Couv du livre “Les Imprudents” / Olivier Bertrand © Tim Douet – 2015 (montage LC)
Olivier Bertrand © Tim Douet – 2015 (montage LC)

Livre : Les Imprudents, sur les traces de l’Oradour-sur-Glane ardéchois

Olivier Bertrand, autrefois journaliste à Lyon, s’est lancé dans une enquête historique pour découvrir l’identité d’un homme, fusillé par les SS dans un village d’Ardèche d’où est originaire sa famille. Il vient le 3 mai à Fontaines présenter ce récit qui se lit comme un roman, travaille la mémoire et fait revivre les résistants de l’intrépide maquis Bir-Hakeim, ces Imprudents.

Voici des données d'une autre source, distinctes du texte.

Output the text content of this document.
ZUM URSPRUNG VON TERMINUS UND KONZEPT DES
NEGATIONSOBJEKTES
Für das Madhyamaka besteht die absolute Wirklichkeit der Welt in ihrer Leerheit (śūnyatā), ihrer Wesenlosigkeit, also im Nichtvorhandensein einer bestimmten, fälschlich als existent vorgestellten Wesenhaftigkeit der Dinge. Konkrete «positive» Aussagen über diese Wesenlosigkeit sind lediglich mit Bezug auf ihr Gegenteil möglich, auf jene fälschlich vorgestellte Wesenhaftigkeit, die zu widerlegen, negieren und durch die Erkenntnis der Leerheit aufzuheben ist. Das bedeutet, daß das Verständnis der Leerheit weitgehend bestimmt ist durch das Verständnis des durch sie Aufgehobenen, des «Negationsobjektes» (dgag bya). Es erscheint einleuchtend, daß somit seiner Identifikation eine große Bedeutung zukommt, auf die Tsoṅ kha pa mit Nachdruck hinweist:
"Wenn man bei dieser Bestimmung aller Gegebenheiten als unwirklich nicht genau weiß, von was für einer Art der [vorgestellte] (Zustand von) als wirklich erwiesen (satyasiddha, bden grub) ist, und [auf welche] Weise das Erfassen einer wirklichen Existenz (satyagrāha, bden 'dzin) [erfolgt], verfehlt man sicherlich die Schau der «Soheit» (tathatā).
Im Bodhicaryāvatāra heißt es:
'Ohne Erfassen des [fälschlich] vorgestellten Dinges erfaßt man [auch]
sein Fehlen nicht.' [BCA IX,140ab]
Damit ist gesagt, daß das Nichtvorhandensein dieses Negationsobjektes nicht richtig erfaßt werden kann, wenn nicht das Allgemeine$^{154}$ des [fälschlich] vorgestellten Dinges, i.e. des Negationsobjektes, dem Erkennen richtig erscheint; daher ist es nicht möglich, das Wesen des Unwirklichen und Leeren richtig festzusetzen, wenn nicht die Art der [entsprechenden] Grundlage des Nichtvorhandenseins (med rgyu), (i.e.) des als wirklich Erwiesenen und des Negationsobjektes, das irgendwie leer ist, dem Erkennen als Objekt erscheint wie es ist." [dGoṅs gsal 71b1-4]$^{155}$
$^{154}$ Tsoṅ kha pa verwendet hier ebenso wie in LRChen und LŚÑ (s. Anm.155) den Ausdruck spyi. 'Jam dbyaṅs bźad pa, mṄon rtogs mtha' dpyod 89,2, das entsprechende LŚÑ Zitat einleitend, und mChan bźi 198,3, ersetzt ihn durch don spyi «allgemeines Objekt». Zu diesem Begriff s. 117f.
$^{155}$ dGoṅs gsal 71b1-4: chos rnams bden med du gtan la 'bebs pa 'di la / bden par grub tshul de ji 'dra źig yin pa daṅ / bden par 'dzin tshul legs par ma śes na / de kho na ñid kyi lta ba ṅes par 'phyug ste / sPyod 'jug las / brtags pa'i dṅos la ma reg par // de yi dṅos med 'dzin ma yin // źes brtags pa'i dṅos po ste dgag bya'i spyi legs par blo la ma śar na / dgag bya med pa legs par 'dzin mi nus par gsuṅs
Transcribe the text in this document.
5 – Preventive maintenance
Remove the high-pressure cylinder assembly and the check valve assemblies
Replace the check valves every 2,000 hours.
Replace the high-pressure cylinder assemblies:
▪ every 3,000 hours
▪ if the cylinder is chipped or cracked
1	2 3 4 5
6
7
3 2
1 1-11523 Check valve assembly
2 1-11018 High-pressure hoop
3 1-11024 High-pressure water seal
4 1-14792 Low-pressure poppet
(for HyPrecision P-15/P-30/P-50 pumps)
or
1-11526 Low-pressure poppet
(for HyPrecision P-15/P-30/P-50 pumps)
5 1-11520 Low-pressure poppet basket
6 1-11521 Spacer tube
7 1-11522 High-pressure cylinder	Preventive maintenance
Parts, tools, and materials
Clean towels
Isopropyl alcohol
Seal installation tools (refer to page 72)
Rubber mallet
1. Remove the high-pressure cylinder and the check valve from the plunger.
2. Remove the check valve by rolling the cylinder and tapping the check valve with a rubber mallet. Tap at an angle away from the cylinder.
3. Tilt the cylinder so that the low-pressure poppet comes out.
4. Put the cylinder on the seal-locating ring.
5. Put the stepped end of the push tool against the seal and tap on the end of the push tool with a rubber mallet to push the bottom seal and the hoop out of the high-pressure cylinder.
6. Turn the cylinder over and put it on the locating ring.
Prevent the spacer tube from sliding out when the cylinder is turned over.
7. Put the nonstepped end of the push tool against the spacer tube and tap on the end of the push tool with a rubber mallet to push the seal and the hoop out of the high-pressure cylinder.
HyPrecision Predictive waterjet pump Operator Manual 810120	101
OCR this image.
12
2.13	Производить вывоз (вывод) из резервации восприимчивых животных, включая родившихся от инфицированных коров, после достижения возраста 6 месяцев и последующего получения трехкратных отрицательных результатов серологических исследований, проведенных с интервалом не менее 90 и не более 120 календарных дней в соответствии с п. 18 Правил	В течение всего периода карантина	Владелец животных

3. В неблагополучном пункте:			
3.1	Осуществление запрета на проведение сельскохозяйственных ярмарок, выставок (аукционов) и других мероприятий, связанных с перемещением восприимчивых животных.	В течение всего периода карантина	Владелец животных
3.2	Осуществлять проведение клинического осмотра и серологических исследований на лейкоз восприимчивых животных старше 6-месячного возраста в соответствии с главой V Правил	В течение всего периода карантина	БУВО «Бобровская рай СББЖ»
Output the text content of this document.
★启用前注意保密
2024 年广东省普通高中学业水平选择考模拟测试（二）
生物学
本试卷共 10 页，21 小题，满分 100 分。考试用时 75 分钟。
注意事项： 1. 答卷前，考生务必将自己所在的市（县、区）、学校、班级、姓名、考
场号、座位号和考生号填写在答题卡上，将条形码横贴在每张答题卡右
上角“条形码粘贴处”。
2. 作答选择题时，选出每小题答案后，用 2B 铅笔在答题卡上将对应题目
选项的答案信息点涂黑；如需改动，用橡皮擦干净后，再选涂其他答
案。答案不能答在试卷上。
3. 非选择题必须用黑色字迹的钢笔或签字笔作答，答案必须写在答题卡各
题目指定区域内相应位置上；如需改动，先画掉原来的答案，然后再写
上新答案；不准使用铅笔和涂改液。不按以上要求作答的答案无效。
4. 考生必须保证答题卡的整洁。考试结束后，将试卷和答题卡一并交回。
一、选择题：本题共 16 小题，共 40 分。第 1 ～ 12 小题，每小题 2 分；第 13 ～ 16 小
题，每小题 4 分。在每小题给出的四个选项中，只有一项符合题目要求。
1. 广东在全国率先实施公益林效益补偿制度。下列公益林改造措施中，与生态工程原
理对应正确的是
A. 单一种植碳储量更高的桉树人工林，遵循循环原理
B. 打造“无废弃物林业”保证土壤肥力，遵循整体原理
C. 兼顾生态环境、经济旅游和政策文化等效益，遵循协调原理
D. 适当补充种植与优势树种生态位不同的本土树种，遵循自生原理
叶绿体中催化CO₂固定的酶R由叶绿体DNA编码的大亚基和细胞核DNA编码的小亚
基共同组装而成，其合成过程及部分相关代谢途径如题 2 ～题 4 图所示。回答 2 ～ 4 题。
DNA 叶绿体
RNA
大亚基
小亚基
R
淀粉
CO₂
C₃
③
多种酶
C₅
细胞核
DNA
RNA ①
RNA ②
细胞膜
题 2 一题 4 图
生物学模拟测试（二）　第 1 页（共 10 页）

“Ces braves gens sont morts, laissons-les en paix”, conseille un témoin à l’auteur. Le journaliste Olivier Bertrand, cofondateur du site d’information Les Jours, ne s’y résout pas. Il s’est mis à la recherche de l’identité du seizième fusillé, abattu par les soldats SS à la fin de la Seconde Guerre mondiale comme les quinze habitants d’un hameau d’Ardèche. Ces derniers étaient accusés d’abriter des résistants. Sa quête l’a jeté sur les traces de l’imprudent maquis Bir-Hakeim. “Mon livre est une démarche d’auteur, explique-t-il, j’ai utilisé à la fois des techniques d’historien dans la recherche de preuves, et de journaliste pour rendre sensible ce que j’ai appris.”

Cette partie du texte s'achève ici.